Indian J Chest Dis Allied Sci. 2008 Jan-Mar;50(1):7-18.
The essential feature of left ventricular dysfunction is an increase in left atrial pressure and pulmonary venous congestion leading to a fluid flux across the pulmonary microvasculature. Small acute increases (< 10 mmHg) in left atrial pressure enhance the extravascular fluid volume in the airways and activate the rapidly adapting receptors (RAR). With larger increases in left atrial pressure (approximately 25 mmHg) both the RAR and the C-fiber receptors in the airways and the alveoli are activated. Activation of RAR causes a reflex increase in respiratory rate, tracheal tone and mucus secretion from the airways. It appears that small increases in extravascular fluid volume of the airways also cause a reflex diuresis which is mediated by activation of neuronal nitric oxide synthase in the renal medulla. In contrast, when left atrial pressure is elevated chronically, further small increments in extravascular fluid volume of the airways no longer stimulate the RAR. The reflex diuresis is also not evident under these circumstances. However, the RAR continue to be activated by increments in left atrial pressure in excess of 25 mmHg. It is suggested that the RAR of the airways play a significant role in monitoring changes in the extravascular fluid volume of the airways and mediate the reflexes which are associated with the symptomatology of acute left ventricular dysfunction.

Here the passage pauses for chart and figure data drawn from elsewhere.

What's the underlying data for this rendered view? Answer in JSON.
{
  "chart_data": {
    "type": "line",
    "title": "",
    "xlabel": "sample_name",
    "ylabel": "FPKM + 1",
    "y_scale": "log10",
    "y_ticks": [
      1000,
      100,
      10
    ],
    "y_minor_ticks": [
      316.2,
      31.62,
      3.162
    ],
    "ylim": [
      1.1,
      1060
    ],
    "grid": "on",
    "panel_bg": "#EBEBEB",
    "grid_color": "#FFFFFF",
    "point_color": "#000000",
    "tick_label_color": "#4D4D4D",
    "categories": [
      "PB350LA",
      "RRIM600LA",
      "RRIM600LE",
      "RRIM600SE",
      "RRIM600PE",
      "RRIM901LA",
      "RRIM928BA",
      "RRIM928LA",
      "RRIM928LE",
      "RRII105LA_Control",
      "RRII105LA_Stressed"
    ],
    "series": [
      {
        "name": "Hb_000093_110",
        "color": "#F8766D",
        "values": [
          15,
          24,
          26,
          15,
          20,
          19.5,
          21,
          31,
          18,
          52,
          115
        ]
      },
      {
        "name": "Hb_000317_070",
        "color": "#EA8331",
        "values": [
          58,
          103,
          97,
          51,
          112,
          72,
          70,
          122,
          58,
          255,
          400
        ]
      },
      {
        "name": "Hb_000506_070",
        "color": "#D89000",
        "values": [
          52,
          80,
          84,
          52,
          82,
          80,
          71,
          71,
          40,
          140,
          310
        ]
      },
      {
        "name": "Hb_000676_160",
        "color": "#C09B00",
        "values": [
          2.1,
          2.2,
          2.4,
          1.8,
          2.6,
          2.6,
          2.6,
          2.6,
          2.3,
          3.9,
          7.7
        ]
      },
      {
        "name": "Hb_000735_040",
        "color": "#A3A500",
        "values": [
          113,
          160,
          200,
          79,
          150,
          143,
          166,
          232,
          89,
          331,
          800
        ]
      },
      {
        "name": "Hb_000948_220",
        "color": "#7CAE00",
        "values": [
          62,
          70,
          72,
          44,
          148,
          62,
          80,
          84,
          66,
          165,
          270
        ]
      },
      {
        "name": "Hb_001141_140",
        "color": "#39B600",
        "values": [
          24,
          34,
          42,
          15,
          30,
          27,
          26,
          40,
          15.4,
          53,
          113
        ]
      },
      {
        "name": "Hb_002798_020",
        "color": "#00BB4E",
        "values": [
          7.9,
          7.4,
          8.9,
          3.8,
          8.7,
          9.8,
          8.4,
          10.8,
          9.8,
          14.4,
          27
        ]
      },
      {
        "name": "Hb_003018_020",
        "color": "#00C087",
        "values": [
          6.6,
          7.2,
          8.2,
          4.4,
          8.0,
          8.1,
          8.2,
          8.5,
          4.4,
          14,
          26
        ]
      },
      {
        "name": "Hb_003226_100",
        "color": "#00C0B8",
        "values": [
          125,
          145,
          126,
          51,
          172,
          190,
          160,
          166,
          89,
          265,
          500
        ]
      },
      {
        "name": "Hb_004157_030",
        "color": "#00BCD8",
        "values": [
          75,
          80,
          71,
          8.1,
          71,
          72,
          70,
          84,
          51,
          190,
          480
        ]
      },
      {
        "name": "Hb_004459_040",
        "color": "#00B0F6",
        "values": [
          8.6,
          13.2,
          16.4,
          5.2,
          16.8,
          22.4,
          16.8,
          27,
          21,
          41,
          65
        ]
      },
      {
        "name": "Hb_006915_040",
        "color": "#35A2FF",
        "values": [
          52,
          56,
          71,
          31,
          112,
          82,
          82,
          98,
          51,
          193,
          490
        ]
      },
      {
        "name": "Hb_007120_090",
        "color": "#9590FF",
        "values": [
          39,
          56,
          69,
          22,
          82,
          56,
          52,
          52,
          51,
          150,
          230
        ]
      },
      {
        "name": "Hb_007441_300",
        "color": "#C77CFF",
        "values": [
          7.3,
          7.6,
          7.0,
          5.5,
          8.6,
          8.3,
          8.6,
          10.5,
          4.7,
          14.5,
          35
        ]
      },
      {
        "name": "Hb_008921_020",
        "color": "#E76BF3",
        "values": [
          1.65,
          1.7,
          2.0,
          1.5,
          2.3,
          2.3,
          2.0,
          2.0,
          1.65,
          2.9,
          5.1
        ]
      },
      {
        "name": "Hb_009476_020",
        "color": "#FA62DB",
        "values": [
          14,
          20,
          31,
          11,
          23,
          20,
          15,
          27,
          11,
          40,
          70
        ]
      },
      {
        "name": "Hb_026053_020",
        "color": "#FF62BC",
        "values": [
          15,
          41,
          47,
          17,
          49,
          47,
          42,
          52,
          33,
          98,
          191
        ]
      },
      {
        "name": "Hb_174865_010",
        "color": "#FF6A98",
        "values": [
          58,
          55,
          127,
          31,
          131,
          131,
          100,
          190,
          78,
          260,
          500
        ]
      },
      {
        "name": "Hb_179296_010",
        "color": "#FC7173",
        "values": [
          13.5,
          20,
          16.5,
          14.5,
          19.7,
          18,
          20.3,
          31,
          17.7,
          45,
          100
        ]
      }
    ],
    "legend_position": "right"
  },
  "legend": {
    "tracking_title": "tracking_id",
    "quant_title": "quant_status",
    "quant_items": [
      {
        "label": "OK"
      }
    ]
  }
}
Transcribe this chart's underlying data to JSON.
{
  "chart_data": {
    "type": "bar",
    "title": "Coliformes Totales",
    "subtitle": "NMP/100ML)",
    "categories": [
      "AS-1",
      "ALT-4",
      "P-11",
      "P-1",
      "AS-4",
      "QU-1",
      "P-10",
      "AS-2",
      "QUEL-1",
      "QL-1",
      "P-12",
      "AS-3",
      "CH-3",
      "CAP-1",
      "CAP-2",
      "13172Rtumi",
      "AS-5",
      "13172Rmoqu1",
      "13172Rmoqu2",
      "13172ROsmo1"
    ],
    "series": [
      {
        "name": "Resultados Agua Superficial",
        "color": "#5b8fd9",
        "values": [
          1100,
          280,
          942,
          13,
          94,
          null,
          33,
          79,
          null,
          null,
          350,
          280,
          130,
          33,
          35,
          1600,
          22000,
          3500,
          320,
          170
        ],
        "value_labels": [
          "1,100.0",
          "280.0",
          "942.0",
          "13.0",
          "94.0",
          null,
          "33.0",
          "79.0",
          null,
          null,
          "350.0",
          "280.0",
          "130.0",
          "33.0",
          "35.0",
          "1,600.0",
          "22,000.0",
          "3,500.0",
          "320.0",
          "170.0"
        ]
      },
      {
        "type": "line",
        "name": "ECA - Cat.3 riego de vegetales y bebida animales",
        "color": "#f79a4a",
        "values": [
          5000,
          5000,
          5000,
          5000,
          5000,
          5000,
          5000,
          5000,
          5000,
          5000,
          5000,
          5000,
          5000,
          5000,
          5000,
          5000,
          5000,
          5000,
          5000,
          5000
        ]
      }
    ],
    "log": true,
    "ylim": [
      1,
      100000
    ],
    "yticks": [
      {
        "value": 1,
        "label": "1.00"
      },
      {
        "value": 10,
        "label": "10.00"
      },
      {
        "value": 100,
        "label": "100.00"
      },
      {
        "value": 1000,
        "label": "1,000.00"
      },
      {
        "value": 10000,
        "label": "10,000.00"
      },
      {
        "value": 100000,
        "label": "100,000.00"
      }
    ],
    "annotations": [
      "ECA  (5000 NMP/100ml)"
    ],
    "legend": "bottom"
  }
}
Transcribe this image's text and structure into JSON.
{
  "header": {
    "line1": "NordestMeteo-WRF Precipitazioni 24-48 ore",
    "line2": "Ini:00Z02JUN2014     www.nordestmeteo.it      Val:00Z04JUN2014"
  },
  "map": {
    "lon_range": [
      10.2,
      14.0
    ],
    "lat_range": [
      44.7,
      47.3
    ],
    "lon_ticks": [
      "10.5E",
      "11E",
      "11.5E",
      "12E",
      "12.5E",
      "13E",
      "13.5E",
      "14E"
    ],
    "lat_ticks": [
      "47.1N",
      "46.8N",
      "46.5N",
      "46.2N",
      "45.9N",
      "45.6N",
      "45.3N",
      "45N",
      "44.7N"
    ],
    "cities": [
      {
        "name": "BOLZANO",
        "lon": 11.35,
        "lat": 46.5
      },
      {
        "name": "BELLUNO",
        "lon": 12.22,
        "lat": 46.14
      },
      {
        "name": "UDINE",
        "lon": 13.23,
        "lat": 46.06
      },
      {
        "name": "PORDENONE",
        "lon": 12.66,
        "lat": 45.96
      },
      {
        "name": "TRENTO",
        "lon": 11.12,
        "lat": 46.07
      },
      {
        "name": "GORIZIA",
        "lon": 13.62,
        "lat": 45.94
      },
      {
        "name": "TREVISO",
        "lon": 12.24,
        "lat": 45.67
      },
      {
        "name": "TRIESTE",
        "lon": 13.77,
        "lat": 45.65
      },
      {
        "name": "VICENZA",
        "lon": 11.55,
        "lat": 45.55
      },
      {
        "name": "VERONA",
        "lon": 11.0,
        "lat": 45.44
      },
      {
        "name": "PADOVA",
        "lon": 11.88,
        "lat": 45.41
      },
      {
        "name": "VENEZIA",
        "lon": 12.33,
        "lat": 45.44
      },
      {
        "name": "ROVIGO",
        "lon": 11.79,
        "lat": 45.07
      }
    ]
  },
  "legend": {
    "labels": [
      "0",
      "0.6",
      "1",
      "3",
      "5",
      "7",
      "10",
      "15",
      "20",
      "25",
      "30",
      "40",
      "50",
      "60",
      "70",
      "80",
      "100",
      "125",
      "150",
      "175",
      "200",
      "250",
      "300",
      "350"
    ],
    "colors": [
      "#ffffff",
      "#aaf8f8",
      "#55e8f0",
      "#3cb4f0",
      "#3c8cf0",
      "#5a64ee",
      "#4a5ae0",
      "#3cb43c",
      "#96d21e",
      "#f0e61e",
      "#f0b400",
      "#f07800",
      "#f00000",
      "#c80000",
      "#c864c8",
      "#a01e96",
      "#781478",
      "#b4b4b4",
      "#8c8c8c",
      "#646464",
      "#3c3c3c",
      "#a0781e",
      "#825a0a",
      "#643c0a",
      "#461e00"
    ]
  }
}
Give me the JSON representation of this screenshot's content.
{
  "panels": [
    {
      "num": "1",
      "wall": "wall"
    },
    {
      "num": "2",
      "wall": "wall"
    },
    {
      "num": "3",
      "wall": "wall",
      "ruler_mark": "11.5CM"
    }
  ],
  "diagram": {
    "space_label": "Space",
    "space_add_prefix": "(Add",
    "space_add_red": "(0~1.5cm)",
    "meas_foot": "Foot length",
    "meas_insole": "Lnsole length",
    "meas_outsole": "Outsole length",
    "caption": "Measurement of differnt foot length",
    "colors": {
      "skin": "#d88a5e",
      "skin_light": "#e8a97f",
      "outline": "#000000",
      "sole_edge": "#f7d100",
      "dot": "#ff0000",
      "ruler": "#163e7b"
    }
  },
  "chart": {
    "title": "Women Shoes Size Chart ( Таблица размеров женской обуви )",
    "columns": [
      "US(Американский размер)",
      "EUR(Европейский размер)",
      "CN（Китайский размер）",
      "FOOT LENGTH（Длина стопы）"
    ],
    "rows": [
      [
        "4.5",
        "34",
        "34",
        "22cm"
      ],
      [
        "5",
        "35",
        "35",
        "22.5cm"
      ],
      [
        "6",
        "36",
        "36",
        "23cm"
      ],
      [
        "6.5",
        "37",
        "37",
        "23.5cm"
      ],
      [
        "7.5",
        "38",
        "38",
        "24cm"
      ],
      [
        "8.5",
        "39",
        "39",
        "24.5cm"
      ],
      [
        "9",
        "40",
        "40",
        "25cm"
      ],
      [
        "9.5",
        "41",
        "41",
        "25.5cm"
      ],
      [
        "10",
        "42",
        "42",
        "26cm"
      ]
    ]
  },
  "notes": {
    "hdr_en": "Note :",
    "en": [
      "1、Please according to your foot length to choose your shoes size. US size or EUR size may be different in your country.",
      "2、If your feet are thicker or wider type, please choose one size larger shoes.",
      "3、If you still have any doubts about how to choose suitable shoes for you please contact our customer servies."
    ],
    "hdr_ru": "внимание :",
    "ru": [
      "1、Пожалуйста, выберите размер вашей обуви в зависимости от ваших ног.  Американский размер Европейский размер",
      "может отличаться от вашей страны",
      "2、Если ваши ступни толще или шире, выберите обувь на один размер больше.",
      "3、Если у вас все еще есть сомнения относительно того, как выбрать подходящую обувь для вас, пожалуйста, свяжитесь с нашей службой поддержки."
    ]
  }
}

左心室功能障碍的基本特征是左心房压力升高和肺静脉充血,导致液体通过肺微血管流动。左心房压力的小幅急性升高(<10 mmHg)会增加气道内血管外液体量,并激活快速适应性受体(RAR)。随着左心房压力进一步升高(约25 mmHg),气道和肺泡中的RAR以及C纤维受体均被激活。RAR的激活会导致呼吸频率、气管张力和气道黏液分泌反射性增加。气道血管外液体量的小幅增加似乎也会引起反射性利尿,这是由肾髓质中神经元型一氧化氮合酶的激活介导的。相比之下,当左心房压力长期升高时,气道血管外液体量的进一步小幅增加不再刺激RAR。在这种情况下,反射性利尿也不明显。然而,左心房压力超过25 mmHg的升高仍会激活RAR。有人认为,气道的RAR在监测气道血管外液体量的变化以及介导与急性左心室功能障碍症状相关的反射方面发挥着重要作用。